“Yes,” said he, in a low voice, “they say it is to be found—but I have never found it.”

“Have you sought much for it?”

“I have sought for it.”

The answer was not given promptly, and Lewis found, with some surprise, that the subject appeared to be distasteful to the hunter. He therefore dropped it and walked on in silence.

Walking at the time was comparatively easy, for a sharp frost had hardened the surface of the snow, and the gem-like lights of heaven enabled them to traverse valleys of ice, clamber up snow-slopes and cross crevasses without danger, except in one or two places, where the natural snow-bridges were frail and the chasms unusually wide.

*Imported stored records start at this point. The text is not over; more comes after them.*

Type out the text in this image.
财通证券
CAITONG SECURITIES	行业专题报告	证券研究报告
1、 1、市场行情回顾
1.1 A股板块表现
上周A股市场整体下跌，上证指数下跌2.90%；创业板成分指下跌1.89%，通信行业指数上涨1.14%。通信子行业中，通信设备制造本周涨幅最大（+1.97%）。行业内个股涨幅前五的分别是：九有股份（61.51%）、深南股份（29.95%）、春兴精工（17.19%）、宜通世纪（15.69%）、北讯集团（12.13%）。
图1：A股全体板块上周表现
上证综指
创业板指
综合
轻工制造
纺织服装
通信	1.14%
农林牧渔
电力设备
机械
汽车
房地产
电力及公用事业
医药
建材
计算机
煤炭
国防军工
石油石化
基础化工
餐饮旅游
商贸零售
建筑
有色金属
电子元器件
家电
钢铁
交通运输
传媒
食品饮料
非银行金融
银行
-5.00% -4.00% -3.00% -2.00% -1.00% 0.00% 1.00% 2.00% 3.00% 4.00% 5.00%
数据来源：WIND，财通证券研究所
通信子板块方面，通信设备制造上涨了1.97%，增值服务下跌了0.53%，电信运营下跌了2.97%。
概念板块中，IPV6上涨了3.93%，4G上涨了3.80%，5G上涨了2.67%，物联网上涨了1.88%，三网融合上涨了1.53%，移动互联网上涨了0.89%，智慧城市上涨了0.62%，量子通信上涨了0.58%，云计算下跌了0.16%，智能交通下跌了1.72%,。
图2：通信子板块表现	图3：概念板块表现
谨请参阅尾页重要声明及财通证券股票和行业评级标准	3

At one of these crevasses they were brought to a complete standstill. It was too wide to be leaped, and no bridge was to be found. The movements of a glacier cause the continual shifting of its parts, so that, although rugged or smooth spots are always sure to be found at the same parts of the glacier each year, there is, nevertheless, annual variety in minute detail. Hence the most expert guides are sometimes puzzled as to routes.

The crevasse in question was a new one, and it was Antoine’s first ascent of Mont Blanc for that year, so that he had to explore for a passage just as if he had never been there before. The party turned to the left and marched along the edge of the chasm some distance, but no bridge could be found. The ice became more broken up, smaller crevasses intersected the large one, and at last a place was reached where the chaos of dislocation rendered further advance impossible.

“Lost your bearin’s, Antoine?” asked Captain Wopper.

“No; I have only got into difficulties,” replied the guide, with a quiet smile.

“Just so—breakers ahead. Well, I suppose you’ll ’bout ship an’ run along the coast till we find a channel.”